How many governors have the chance to go on a spending spree and need only negotiate with members of their own party? How many have the resources to tackle their state’s systemic problems?
Yet several days after Newsom’s bill signing, we couldn’t even find an official press release about it. The reason, of course, is that the budget isn’t really a done deal, even though it meets the contours of legal decisions determining when budgets must be passed. There’s little to celebrate at this point.
“The lack of the usual bravado indicates that ... significant negotiations will continue,” CalMatters reported. It adds that some of the toughest political battles — over childcare spending, healthcare expansions and homelessness — will trickle out “later this summer through a special kind of legislation known as ‘budget trailer bills.’”

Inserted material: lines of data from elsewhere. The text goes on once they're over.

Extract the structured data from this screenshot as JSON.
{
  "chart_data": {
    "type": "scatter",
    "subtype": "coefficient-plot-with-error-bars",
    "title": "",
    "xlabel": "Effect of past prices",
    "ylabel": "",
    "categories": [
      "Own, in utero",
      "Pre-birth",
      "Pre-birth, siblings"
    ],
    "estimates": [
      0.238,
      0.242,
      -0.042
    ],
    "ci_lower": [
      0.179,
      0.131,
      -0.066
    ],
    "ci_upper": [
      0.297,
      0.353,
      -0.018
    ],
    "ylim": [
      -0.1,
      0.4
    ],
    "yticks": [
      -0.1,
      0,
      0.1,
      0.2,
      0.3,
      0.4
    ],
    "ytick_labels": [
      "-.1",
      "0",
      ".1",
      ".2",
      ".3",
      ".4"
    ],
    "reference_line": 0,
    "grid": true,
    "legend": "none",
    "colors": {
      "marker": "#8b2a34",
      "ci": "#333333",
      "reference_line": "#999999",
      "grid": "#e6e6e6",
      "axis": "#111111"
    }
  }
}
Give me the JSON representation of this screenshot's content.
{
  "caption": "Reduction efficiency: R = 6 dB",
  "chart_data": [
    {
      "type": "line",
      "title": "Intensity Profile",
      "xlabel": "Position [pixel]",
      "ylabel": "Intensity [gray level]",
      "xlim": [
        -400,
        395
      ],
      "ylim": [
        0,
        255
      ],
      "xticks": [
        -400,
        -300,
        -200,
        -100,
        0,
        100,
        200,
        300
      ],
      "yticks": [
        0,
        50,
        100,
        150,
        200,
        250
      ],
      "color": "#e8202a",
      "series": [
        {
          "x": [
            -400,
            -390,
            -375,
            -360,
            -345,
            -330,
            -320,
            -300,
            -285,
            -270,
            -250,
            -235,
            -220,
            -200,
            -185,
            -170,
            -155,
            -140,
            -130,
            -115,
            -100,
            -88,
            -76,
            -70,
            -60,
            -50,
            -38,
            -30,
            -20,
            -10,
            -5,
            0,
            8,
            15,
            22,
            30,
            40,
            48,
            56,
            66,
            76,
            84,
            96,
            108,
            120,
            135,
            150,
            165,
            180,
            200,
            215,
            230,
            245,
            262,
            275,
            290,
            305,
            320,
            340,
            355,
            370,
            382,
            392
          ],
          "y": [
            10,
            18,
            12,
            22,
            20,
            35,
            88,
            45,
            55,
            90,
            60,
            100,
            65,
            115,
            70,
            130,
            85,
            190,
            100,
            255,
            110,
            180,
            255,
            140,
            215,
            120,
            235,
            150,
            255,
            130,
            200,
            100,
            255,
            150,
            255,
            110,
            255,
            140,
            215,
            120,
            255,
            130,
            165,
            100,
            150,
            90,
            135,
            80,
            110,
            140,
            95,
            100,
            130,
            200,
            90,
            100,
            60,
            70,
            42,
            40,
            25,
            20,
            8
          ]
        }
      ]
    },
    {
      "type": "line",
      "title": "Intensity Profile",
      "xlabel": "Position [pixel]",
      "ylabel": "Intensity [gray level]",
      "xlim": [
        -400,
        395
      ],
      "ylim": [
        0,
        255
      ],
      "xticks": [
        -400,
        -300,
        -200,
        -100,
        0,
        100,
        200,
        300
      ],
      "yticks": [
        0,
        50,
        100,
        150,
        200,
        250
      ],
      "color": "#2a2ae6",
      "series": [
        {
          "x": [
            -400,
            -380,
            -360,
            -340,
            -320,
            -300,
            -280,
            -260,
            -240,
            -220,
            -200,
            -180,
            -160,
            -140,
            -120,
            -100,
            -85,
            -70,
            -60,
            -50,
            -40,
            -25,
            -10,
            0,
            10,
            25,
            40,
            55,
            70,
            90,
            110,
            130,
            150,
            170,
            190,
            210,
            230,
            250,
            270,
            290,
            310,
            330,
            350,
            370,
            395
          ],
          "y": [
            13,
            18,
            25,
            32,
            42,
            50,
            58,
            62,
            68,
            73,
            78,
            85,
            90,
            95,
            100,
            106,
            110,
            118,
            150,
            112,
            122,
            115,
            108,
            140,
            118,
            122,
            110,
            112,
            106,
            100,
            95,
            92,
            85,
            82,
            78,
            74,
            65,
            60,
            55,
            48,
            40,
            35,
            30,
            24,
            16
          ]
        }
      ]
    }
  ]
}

Calling this “special” legislation is one way of putting it. We describe the process as a “sham.” This expands upon the long-running Sacramento budget sideshow, whereby lawmakers shepherd through a skeletal budget, then pass additional spending measures in a piecemeal fashion.
There are many reasons this is a bad idea, even if Newsom is hardly the first governor to abuse the system. A budget is a blueprint for the state’s spending — a way legislators can pick among spending priorities. It’s one thing to say, “We need more money here, so we’ll spend less money there,” and another to pass ad hoc spending bills without sufficiently examining their overall impact.
Lawmakers also are notorious for inserting into these trailer bills controversial policy issues that aren’t actually related to the budget, and approve them quietly. That’s less of an issue now that Democrats control supermajorities and don’t need GOP votes for legislation that requires supermajorities, but it’s a bad habit. Budget bills should deal only with budget matters.
Passing state budgets this way is a clear effort to convince the public that the Legislature is doing its job, when it isn’t complying with the spirit of the budget deadline. It’s harder for the public (but not special interest groups) to monitor a budget that’s passed in dribs and drabs. This process is inexplicable this year, given that revenues are plentiful.
On a substantive note, Newsom appears to be putting the fundamental responsibilities of the state government on the backburner. “The governor has misrepresented his accomplishments and even disinvested in wildfire prevention,” according to an investigation by CapRadio and NPR.
We’ve noted that the governor’s spending plans to deal with drought and transportation seem inadequate and too focused on tangential issues. Others say the governor is not sufficiently addressing shortfalls in the unemployment insurance fund or pensions.
The unexpectedly large windfall provides an unprecedented opportunity for Newsom to upgrade California’s long-neglected infrastructure, fix its debt problems and place it on a sustainable path. Instead, he has cobbled together a budget that’s focused on new social-service spending — and is not even doing that in a transparent and timely manner.